The first prototype, christened the Leona Philpot after a popular Xbox game character in Halo, has been retrieved from the seafloor and taken to the firm’s Redmond headquarters for analysis and refitting. The idea that data centres could be potentially off-grid and “off-land” pieces of hardware could tick a lot of boxes for a future world. A large portion of the world’s population lives near coastlines, and having data centers near those coasts could improve the performance of cloud-based services such as Netflix.
The project itself is still in the research stages but, Microsoft claims that it is a forward-looking solution to deal with the rising energy demands at data centres.
“Deepwater deployment offers ready access to cooling, renewable power sources and a controlled environment”, Microsoft says. Microsoft has not only found a way to do that, but also to make the data centers faster and greener.
Update: Today. Microsoft has published a long blog post about Project Natick, and video, embedded below.
In what sounds more like science fiction than science fact, Microsoft is seeking to emulate the likes of Facebook (FB) and Google companies who have already made forays into underwater data systems technology.
Clearly it was impossible to man a tiny capsule 30 feet underwater and was operated remotely from a Microsoft campus. “If you define critical mass by the fact that you have so much data you cannot analyse it – and that is where the value is – and companies can not get their arms around it, [then you have a problem]”.
Microsoft Corporation’s (NASDAQ: MSFT) recent project is named Natick.
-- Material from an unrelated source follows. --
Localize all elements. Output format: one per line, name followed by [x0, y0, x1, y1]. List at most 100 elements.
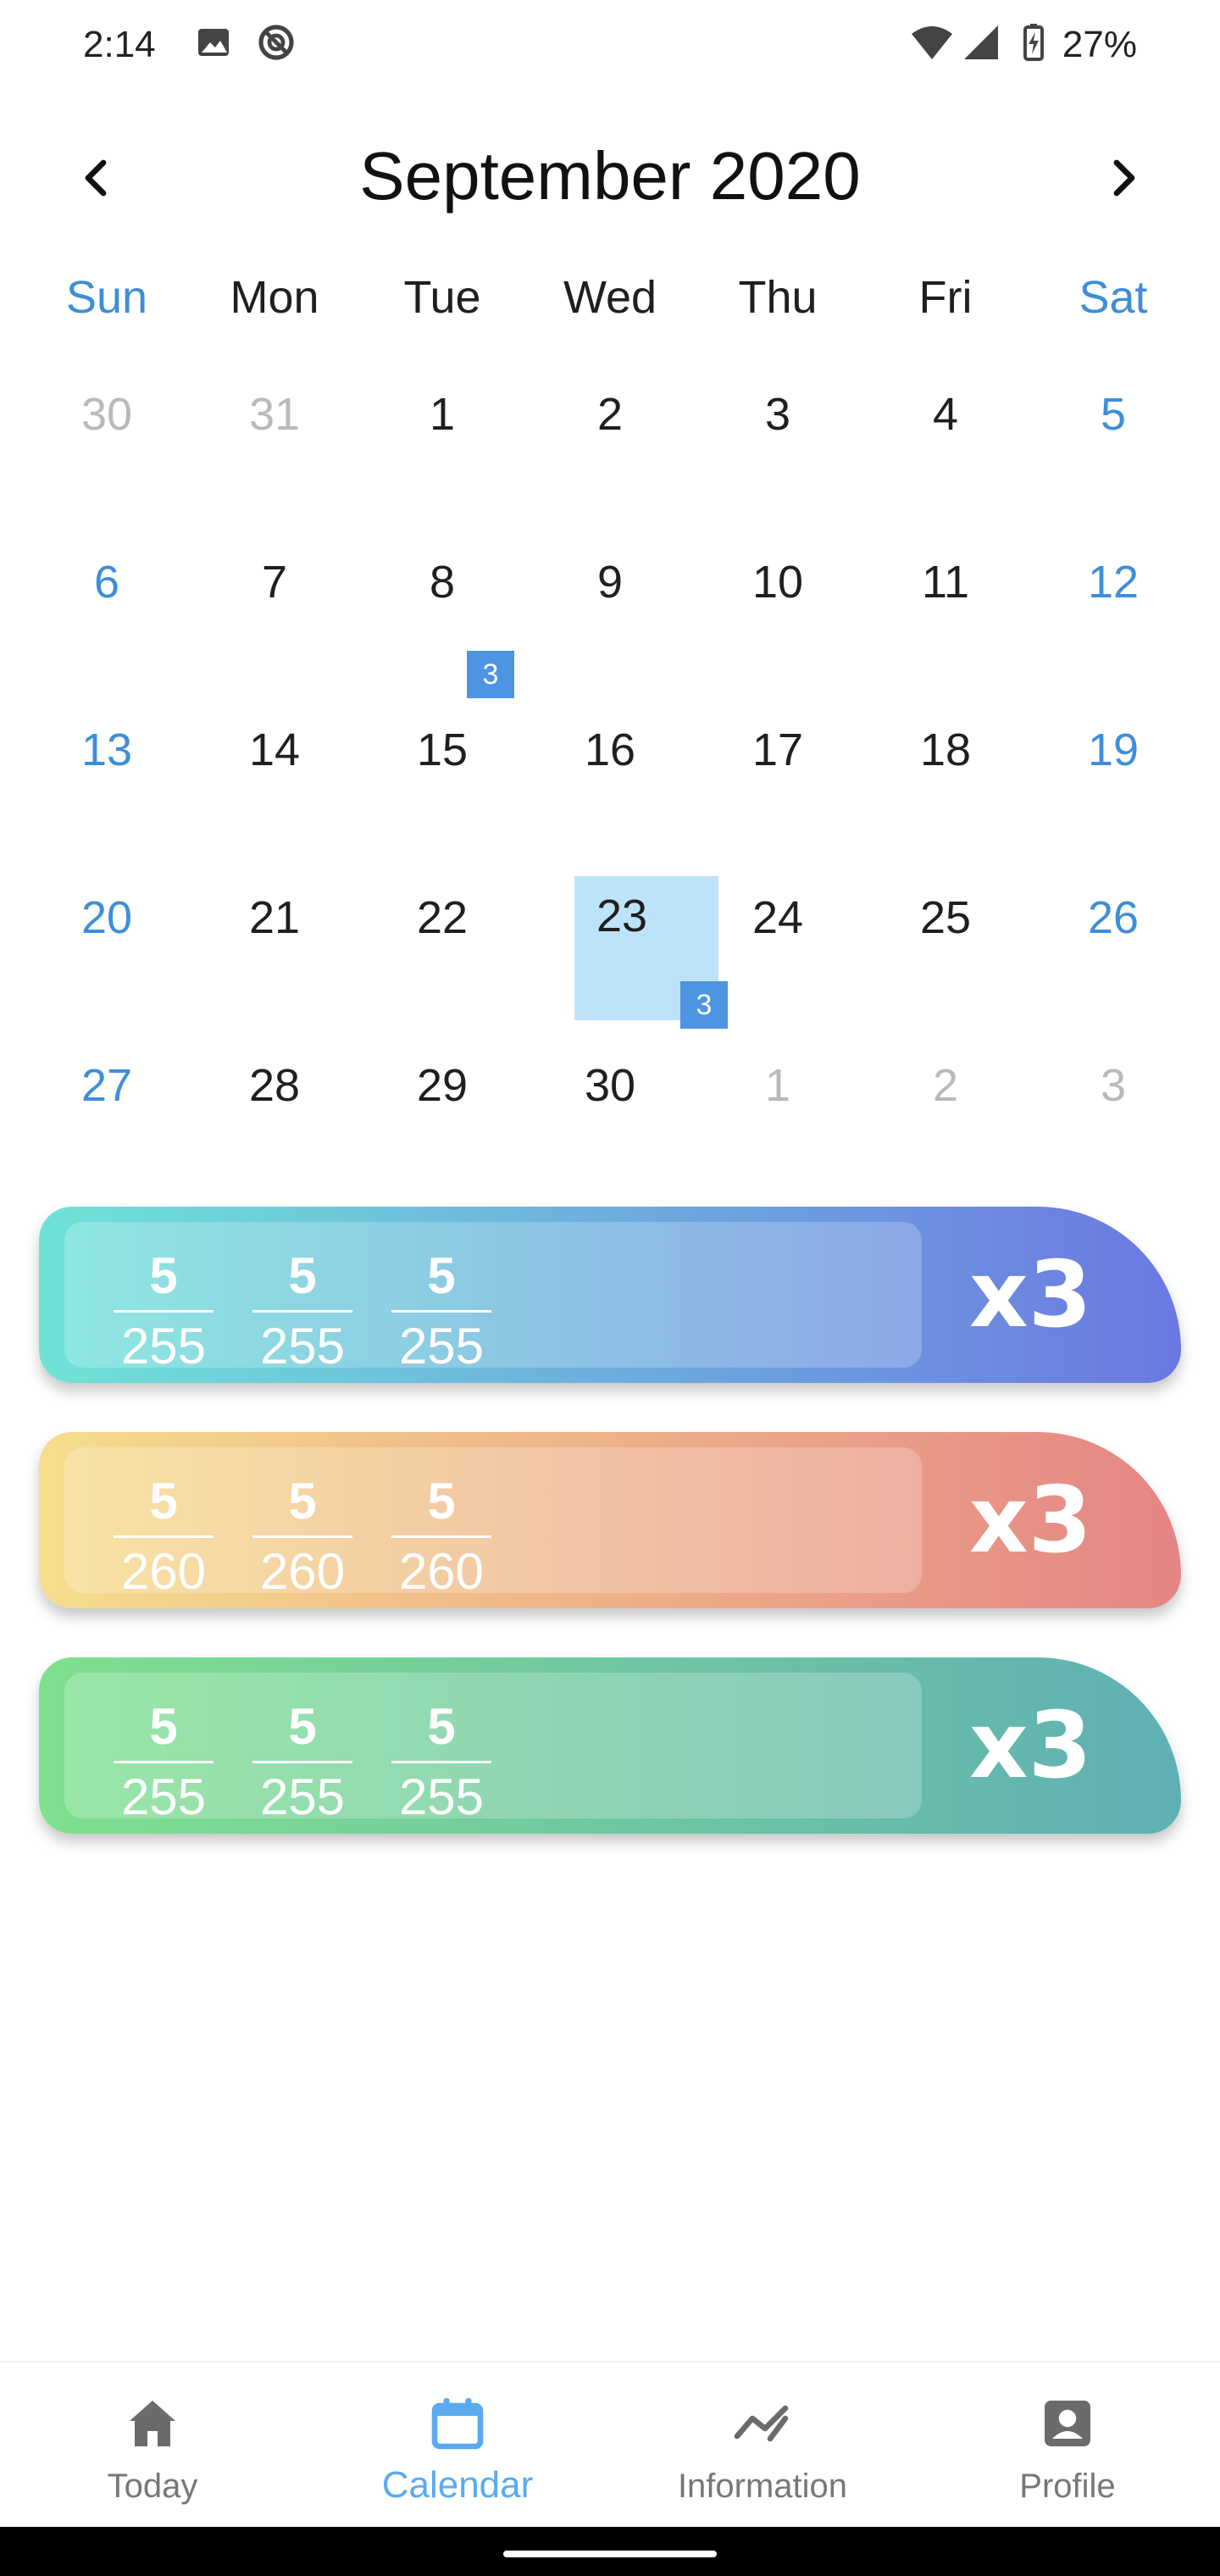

While data centers have grown increasingly automated, allowing them to balloon in their capacity without adding headcount to manage them, there aren’t a lot of data centers with no IT personnel at all.
In the latest installment of the Mission Impossible films, Tom Cruise/Ethan Hunt was almost killed in his efforts to steal data from an underwater data center off the coast of Morocco.
Wastage of gigantic amount of energy in the process of cooling the current data centers prompted Microsoft to conduct such a unique experiment, reports The New York Times. The company also says that the self-contained units can be deployed quickly, within 90 days, rather than the 2 years it takes to build a conventional building, or the 1 year that Microsoft says its fourth generation data centers take. Sensors were placed on the capsule to test various sensors that measure things such as water pressure, leak events, humidity, etc. With a successful trial run, they plan to sink capsules three times in size into the ocean beginning next year.